The Nassau grouper (Epinephelus striatus) is an iconic species that is important both as a commercial fishery and in the dive and tourism industry. Because the species is endangered and is on the IUCN Red List, strict fishing regulations apply to it.

In addition to the three principal commercial fisheries (Caribbean spiny lobster, queen conch and grouper), the Bahamas supports a number of emerging fisheries, including parrotfishes (Scarinae), sea cucumbers (holothurians) and gorgonians. The emerging fisheries have the potential to boost the country's economic and enhance food security, but also present fisheries-management challenge due to a lack of data and the risks of overfishing and poor conservation.
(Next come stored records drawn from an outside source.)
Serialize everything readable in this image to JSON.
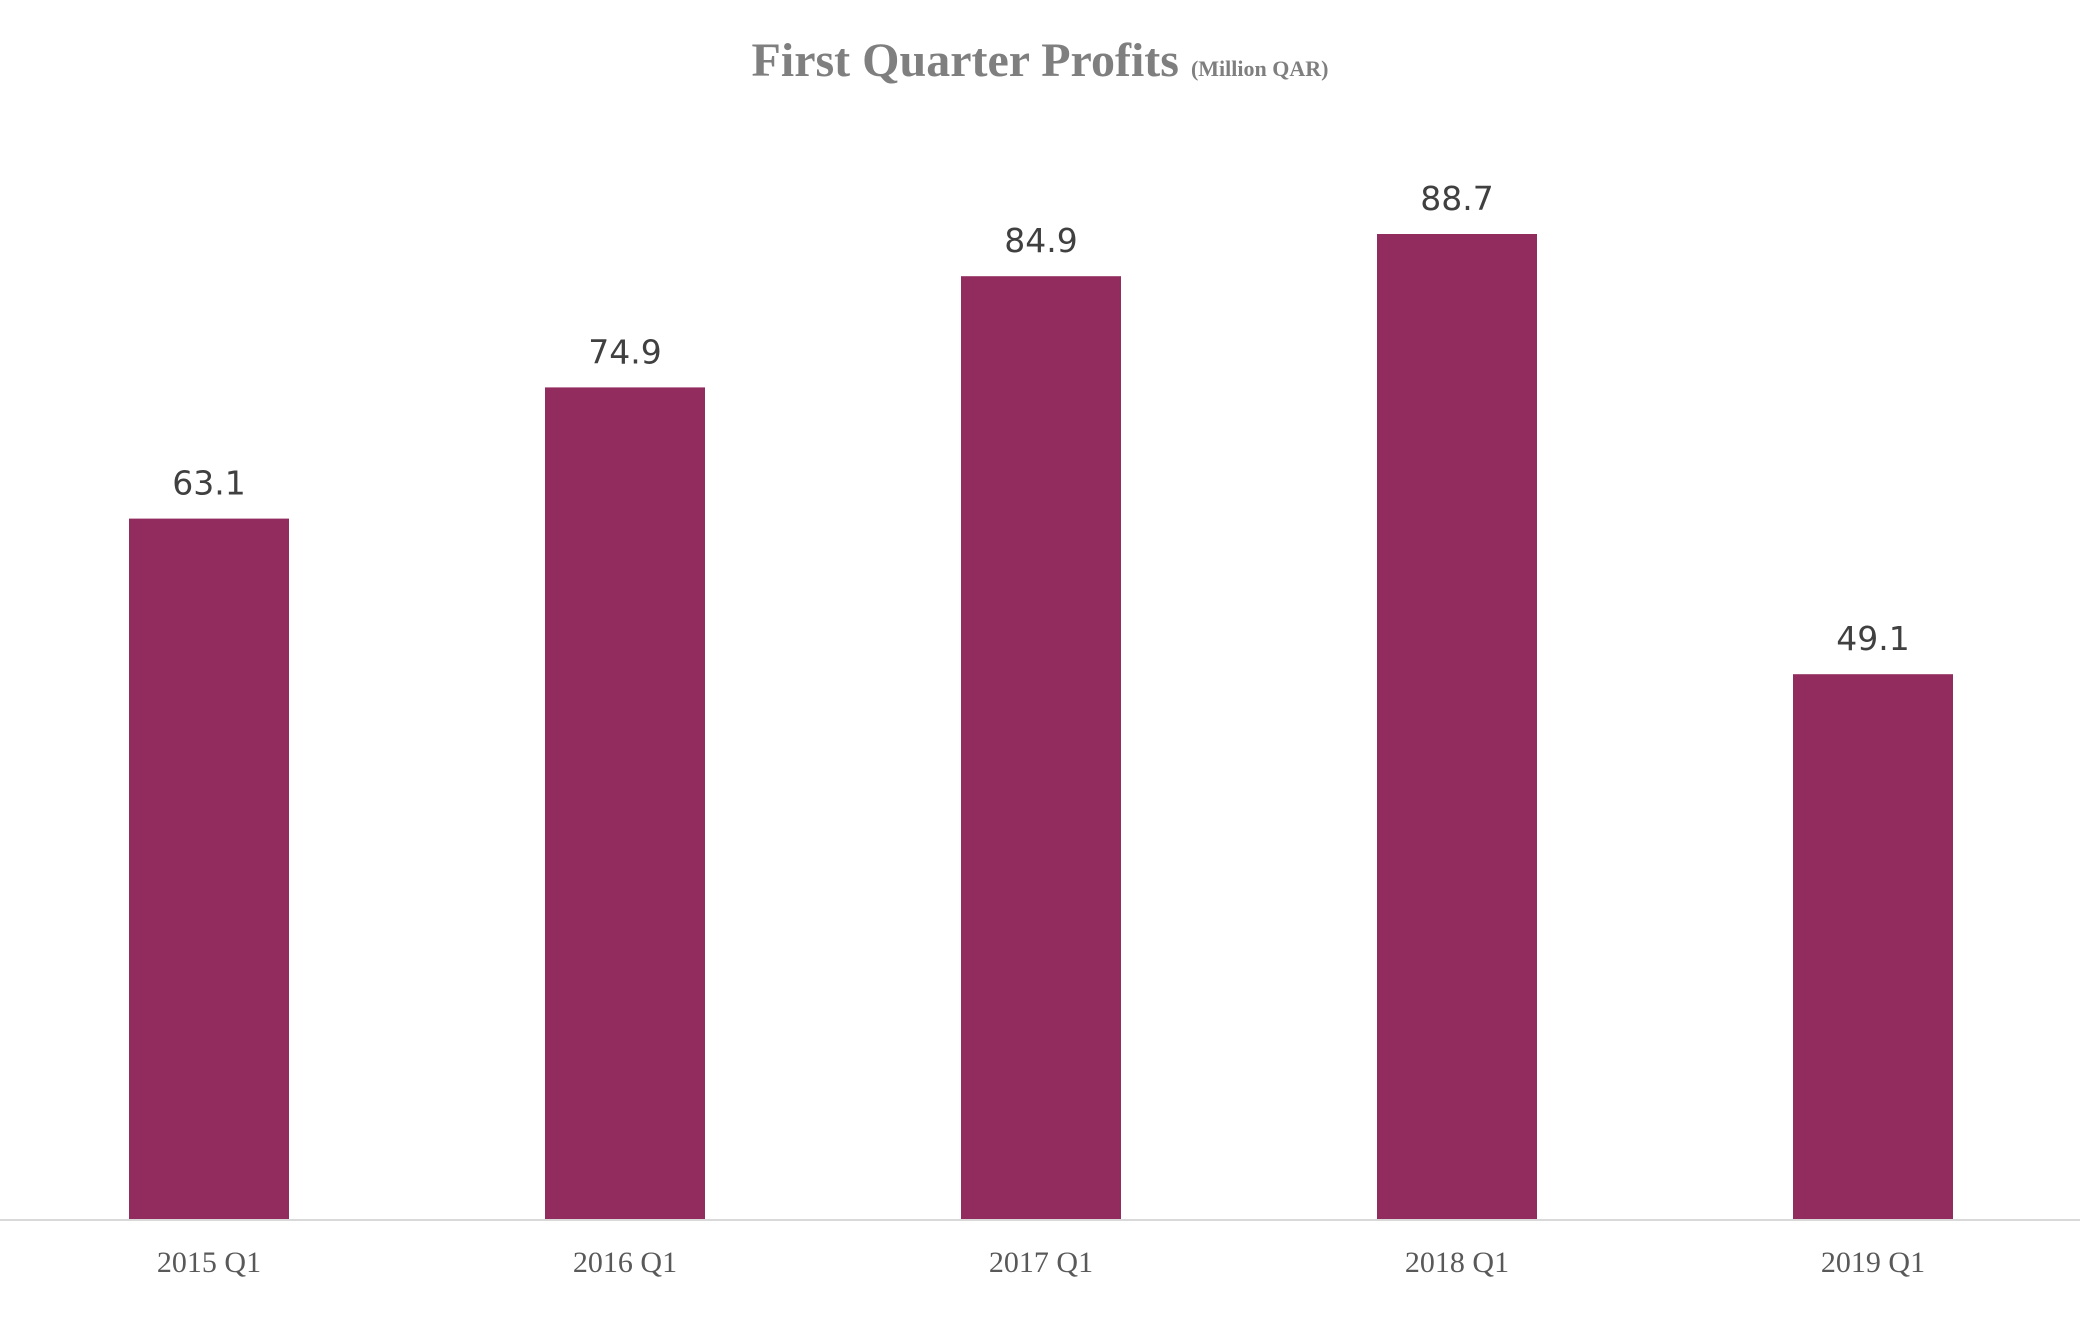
{
  "chart_data": {
    "type": "bar",
    "title": "First Quarter Profits",
    "subtitle": "(Million QAR)",
    "categories": [
      "2015 Q1",
      "2016 Q1",
      "2017 Q1",
      "2018 Q1",
      "2019 Q1"
    ],
    "values": [
      63.1,
      74.9,
      84.9,
      88.7,
      49.1
    ],
    "data_labels": [
      "63.1",
      "74.9",
      "84.9",
      "88.7",
      "49.1"
    ],
    "xlabel": "",
    "ylabel": "",
    "ylim": [
      0,
      88.7
    ],
    "grid": false,
    "legend": "none",
    "bar_color": "#922B5E",
    "axis_color": "#d9d9d9"
  }
}
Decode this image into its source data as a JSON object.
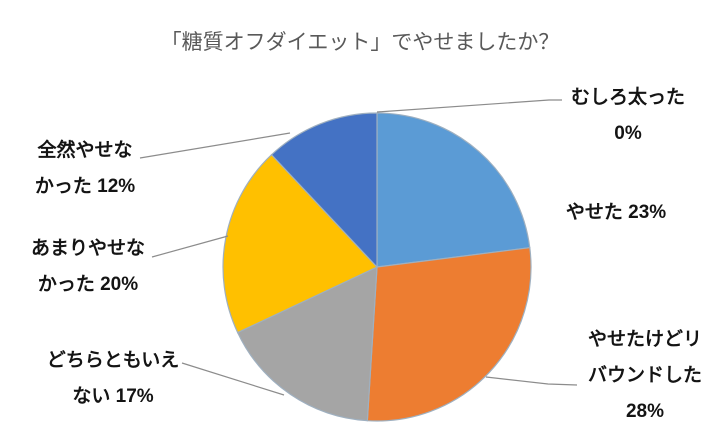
{
  "chart_data": {
    "type": "pie",
    "title": "「糖質オフダイエット」でやせましたか？",
    "total": 100,
    "legend": "none",
    "direction": "clockwise",
    "start_angle_deg": 0,
    "slices": [
      {
        "id": "lost-weight",
        "label": "やせた",
        "value": 23,
        "color": "#5B9BD5",
        "label_lines": [
          "やせた 23%"
        ]
      },
      {
        "id": "rebounded",
        "label": "やせたけどリバウンドした",
        "value": 28,
        "color": "#ED7D31",
        "label_lines": [
          "やせたけどリ",
          "バウンドした",
          "28%"
        ]
      },
      {
        "id": "neither",
        "label": "どちらともいえない",
        "value": 17,
        "color": "#A5A5A5",
        "label_lines": [
          "どちらともいえ",
          "ない 17%"
        ]
      },
      {
        "id": "not-much",
        "label": "あまりやせなかった",
        "value": 20,
        "color": "#FFC000",
        "label_lines": [
          "あまりやせな",
          "かった 20%"
        ]
      },
      {
        "id": "not-at-all",
        "label": "全然やせなかった",
        "value": 12,
        "color": "#4472C4",
        "label_lines": [
          "全然やせな",
          "かった 12%"
        ]
      },
      {
        "id": "gained-weight",
        "label": "むしろ太った",
        "value": 0,
        "color": null,
        "label_lines": [
          "むしろ太った",
          "0%"
        ]
      }
    ],
    "styles": {
      "slice_border_color": "#9FB0C0",
      "leader_line_color": "#8c8c8c",
      "title_color": "#595959",
      "label_color": "#141414"
    }
  }
}
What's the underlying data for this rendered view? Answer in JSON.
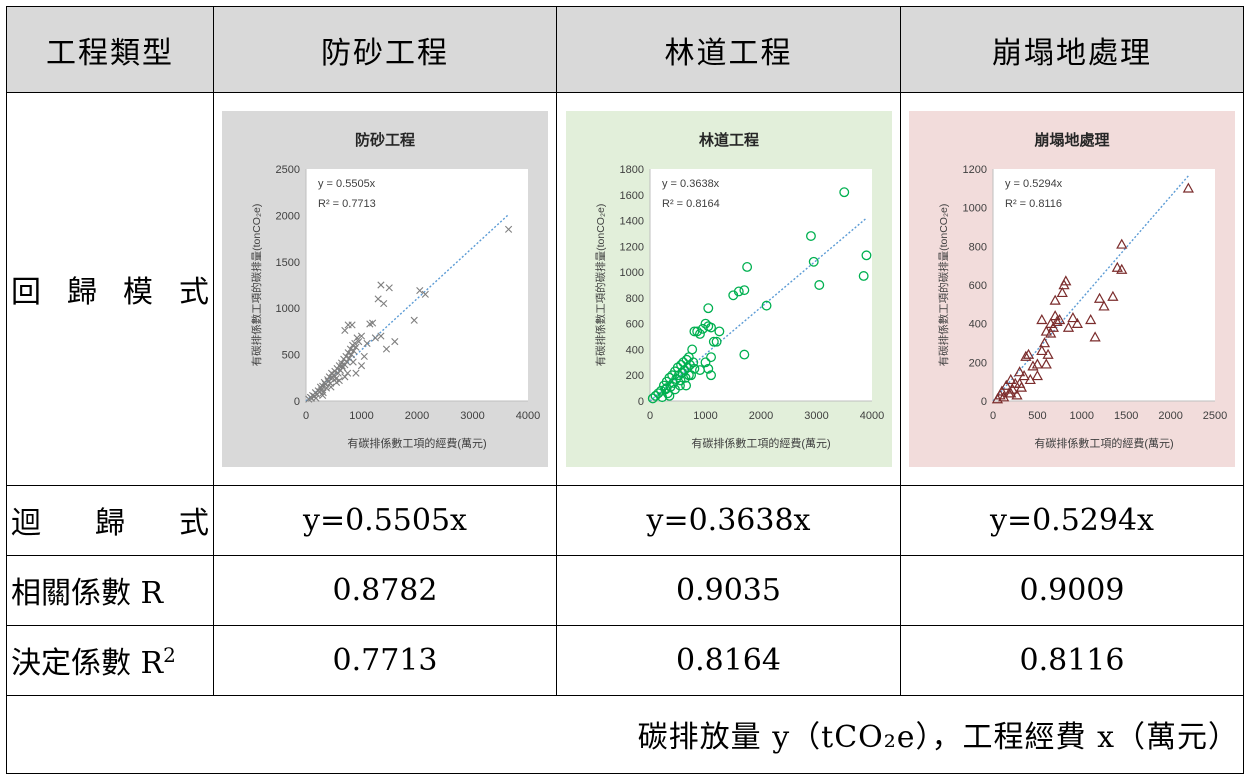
{
  "table": {
    "headers": [
      "工程類型",
      "防砂工程",
      "林道工程",
      "崩塌地處理"
    ],
    "row_labels": {
      "model": "回歸模式",
      "equation": "迴歸式",
      "r": "相關係數 R",
      "r2_prefix": "決定係數 R",
      "r2_sup": "2"
    },
    "equations": [
      "y=0.5505x",
      "y=0.3638x",
      "y=0.5294x"
    ],
    "r_values": [
      "0.8782",
      "0.9035",
      "0.9009"
    ],
    "r2_values": [
      "0.7713",
      "0.8164",
      "0.8116"
    ],
    "footnote": "碳排放量 y（tCO₂e），工程經費 x（萬元）"
  },
  "chart_data": [
    {
      "type": "scatter",
      "title": "防砂工程",
      "xlabel": "有碳排係數工項的經費(萬元)",
      "ylabel": "有碳排係數工項的碳排量(tonCO₂e)",
      "xlim": [
        0,
        4000
      ],
      "ylim": [
        0,
        2500
      ],
      "x_ticks": [
        0,
        1000,
        2000,
        3000,
        4000
      ],
      "y_ticks": [
        0,
        500,
        1000,
        1500,
        2000,
        2500
      ],
      "marker": "x",
      "marker_color": "#7f7f7f",
      "background": "#d9d9d9",
      "trend": {
        "slope": 0.5505,
        "x_end": 3650,
        "color": "#5b9bd5"
      },
      "annotation_eq": "y = 0.5505x",
      "annotation_r2": "R² = 0.7713",
      "points": [
        [
          50,
          20
        ],
        [
          80,
          40
        ],
        [
          100,
          30
        ],
        [
          120,
          60
        ],
        [
          150,
          50
        ],
        [
          170,
          90
        ],
        [
          200,
          70
        ],
        [
          220,
          110
        ],
        [
          250,
          100
        ],
        [
          260,
          150
        ],
        [
          280,
          120
        ],
        [
          300,
          160
        ],
        [
          310,
          90
        ],
        [
          330,
          200
        ],
        [
          350,
          180
        ],
        [
          370,
          140
        ],
        [
          390,
          230
        ],
        [
          400,
          210
        ],
        [
          420,
          260
        ],
        [
          440,
          190
        ],
        [
          460,
          300
        ],
        [
          480,
          250
        ],
        [
          500,
          280
        ],
        [
          520,
          320
        ],
        [
          540,
          240
        ],
        [
          560,
          350
        ],
        [
          580,
          300
        ],
        [
          600,
          380
        ],
        [
          620,
          330
        ],
        [
          640,
          410
        ],
        [
          660,
          360
        ],
        [
          680,
          450
        ],
        [
          700,
          390
        ],
        [
          720,
          480
        ],
        [
          740,
          420
        ],
        [
          760,
          520
        ],
        [
          780,
          460
        ],
        [
          800,
          560
        ],
        [
          820,
          500
        ],
        [
          840,
          600
        ],
        [
          860,
          540
        ],
        [
          880,
          620
        ],
        [
          900,
          580
        ],
        [
          920,
          680
        ],
        [
          700,
          760
        ],
        [
          830,
          820
        ],
        [
          760,
          820
        ],
        [
          650,
          380
        ],
        [
          550,
          200
        ],
        [
          450,
          150
        ],
        [
          950,
          640
        ],
        [
          1000,
          700
        ],
        [
          1050,
          480
        ],
        [
          1100,
          620
        ],
        [
          1150,
          830
        ],
        [
          1200,
          840
        ],
        [
          1300,
          1100
        ],
        [
          1350,
          1250
        ],
        [
          1400,
          1050
        ],
        [
          1450,
          560
        ],
        [
          1500,
          1220
        ],
        [
          1250,
          680
        ],
        [
          1350,
          700
        ],
        [
          1600,
          640
        ],
        [
          1950,
          870
        ],
        [
          2050,
          1190
        ],
        [
          2150,
          1150
        ],
        [
          3650,
          1850
        ],
        [
          300,
          60
        ],
        [
          180,
          30
        ],
        [
          600,
          220
        ],
        [
          700,
          260
        ],
        [
          900,
          300
        ],
        [
          1000,
          380
        ],
        [
          850,
          420
        ],
        [
          750,
          300
        ]
      ]
    },
    {
      "type": "scatter",
      "title": "林道工程",
      "xlabel": "有碳排係數工項的經費(萬元)",
      "ylabel": "有碳排係數工項的碳排量(tonCO₂e)",
      "xlim": [
        0,
        4000
      ],
      "ylim": [
        0,
        1800
      ],
      "x_ticks": [
        0,
        1000,
        2000,
        3000,
        4000
      ],
      "y_ticks": [
        0,
        200,
        400,
        600,
        800,
        1000,
        1200,
        1400,
        1600,
        1800
      ],
      "marker": "circle",
      "marker_color": "#00b050",
      "background": "#e2efda",
      "trend": {
        "slope": 0.3638,
        "x_end": 3900,
        "color": "#5b9bd5"
      },
      "annotation_eq": "y = 0.3638x",
      "annotation_r2": "R² = 0.8164",
      "points": [
        [
          50,
          20
        ],
        [
          100,
          40
        ],
        [
          150,
          60
        ],
        [
          200,
          80
        ],
        [
          220,
          30
        ],
        [
          250,
          120
        ],
        [
          280,
          90
        ],
        [
          300,
          150
        ],
        [
          320,
          60
        ],
        [
          350,
          180
        ],
        [
          370,
          110
        ],
        [
          400,
          200
        ],
        [
          420,
          140
        ],
        [
          450,
          230
        ],
        [
          470,
          170
        ],
        [
          500,
          260
        ],
        [
          520,
          200
        ],
        [
          540,
          120
        ],
        [
          560,
          280
        ],
        [
          580,
          220
        ],
        [
          600,
          300
        ],
        [
          620,
          240
        ],
        [
          640,
          180
        ],
        [
          660,
          320
        ],
        [
          680,
          260
        ],
        [
          700,
          340
        ],
        [
          720,
          280
        ],
        [
          740,
          200
        ],
        [
          760,
          400
        ],
        [
          780,
          300
        ],
        [
          800,
          540
        ],
        [
          850,
          540
        ],
        [
          900,
          520
        ],
        [
          950,
          560
        ],
        [
          1000,
          600
        ],
        [
          1050,
          580
        ],
        [
          1100,
          570
        ],
        [
          1150,
          460
        ],
        [
          1200,
          460
        ],
        [
          1250,
          540
        ],
        [
          1000,
          300
        ],
        [
          1050,
          250
        ],
        [
          1100,
          200
        ],
        [
          1100,
          340
        ],
        [
          900,
          240
        ],
        [
          1500,
          820
        ],
        [
          1600,
          850
        ],
        [
          1700,
          860
        ],
        [
          1750,
          1040
        ],
        [
          1700,
          360
        ],
        [
          2100,
          740
        ],
        [
          2900,
          1280
        ],
        [
          2950,
          1080
        ],
        [
          3050,
          900
        ],
        [
          3500,
          1620
        ],
        [
          3850,
          970
        ],
        [
          3900,
          1130
        ],
        [
          1050,
          720
        ],
        [
          650,
          120
        ],
        [
          450,
          90
        ],
        [
          350,
          40
        ],
        [
          700,
          200
        ],
        [
          800,
          250
        ],
        [
          300,
          100
        ],
        [
          550,
          160
        ]
      ]
    },
    {
      "type": "scatter",
      "title": "崩塌地處理",
      "xlabel": "有碳排係數工項的經費(萬元)",
      "ylabel": "有碳排係數工項的碳排量(tonCO₂e)",
      "xlim": [
        0,
        2500
      ],
      "ylim": [
        0,
        1200
      ],
      "x_ticks": [
        0,
        500,
        1000,
        1500,
        2000,
        2500
      ],
      "y_ticks": [
        0,
        200,
        400,
        600,
        800,
        1000,
        1200
      ],
      "marker": "triangle",
      "marker_color": "#7b2c2c",
      "background": "#f2dcdb",
      "trend": {
        "slope": 0.5294,
        "x_end": 2200,
        "color": "#5b9bd5"
      },
      "annotation_eq": "y = 0.5294x",
      "annotation_r2": "R² = 0.8116",
      "points": [
        [
          50,
          10
        ],
        [
          80,
          30
        ],
        [
          100,
          50
        ],
        [
          120,
          20
        ],
        [
          150,
          80
        ],
        [
          180,
          40
        ],
        [
          200,
          110
        ],
        [
          220,
          60
        ],
        [
          250,
          90
        ],
        [
          270,
          30
        ],
        [
          300,
          150
        ],
        [
          320,
          70
        ],
        [
          350,
          130
        ],
        [
          370,
          230
        ],
        [
          400,
          240
        ],
        [
          420,
          110
        ],
        [
          450,
          180
        ],
        [
          500,
          190
        ],
        [
          550,
          260
        ],
        [
          580,
          300
        ],
        [
          600,
          360
        ],
        [
          620,
          240
        ],
        [
          650,
          400
        ],
        [
          680,
          380
        ],
        [
          700,
          440
        ],
        [
          720,
          410
        ],
        [
          750,
          420
        ],
        [
          780,
          560
        ],
        [
          800,
          600
        ],
        [
          820,
          620
        ],
        [
          700,
          520
        ],
        [
          650,
          350
        ],
        [
          550,
          420
        ],
        [
          600,
          190
        ],
        [
          500,
          130
        ],
        [
          850,
          380
        ],
        [
          900,
          430
        ],
        [
          950,
          400
        ],
        [
          1100,
          420
        ],
        [
          1150,
          330
        ],
        [
          1200,
          530
        ],
        [
          1250,
          490
        ],
        [
          1350,
          540
        ],
        [
          1400,
          690
        ],
        [
          1450,
          680
        ],
        [
          1450,
          810
        ],
        [
          2200,
          1100
        ],
        [
          300,
          90
        ],
        [
          200,
          40
        ]
      ]
    }
  ]
}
Florida stone crab (Menippe mercenaria) is native to the Bahamas, but is not sufficiently abundant to support a full commercial fishery. Data suggests that the stone crab densities in Bahamian waters may be 1% or less compared to the densities in Florida. The Bahamas historically had a limited commercial shark fishing industry, but commercial longlines were banned in 1993, and in 2011 the Bahamian government declared the country a shark sanctuary, barring the harvest of sharks throughout the Bahamian exclusive economic zone. These conservation measures mean that there is "virtually no commercial harvest of elasmobranchs" within the country; shark-dive tourism continues to be economically important. Four sea turtle species, the green turtle (Chelonia mydas), loggerhead turtle (Caretta caretta), hawksbill turtle (Eretmochelys imbricata), and leatherback turtle (Dermochelys coriacea), are present in Bahamian waters. Turtles and turtle eggs were historically harvested in the Bahamas, mostly for local income or consumption, with 52 tonnes of sea turtles landed in 1985. In 1986, the Bahamas legally protected the hawksbill turtle, and in 2009, the Bahamas enacted legislation that protected all sea turtles in Bahamian waters, and barred the harvesting of turtles and eggs, although poaching continues.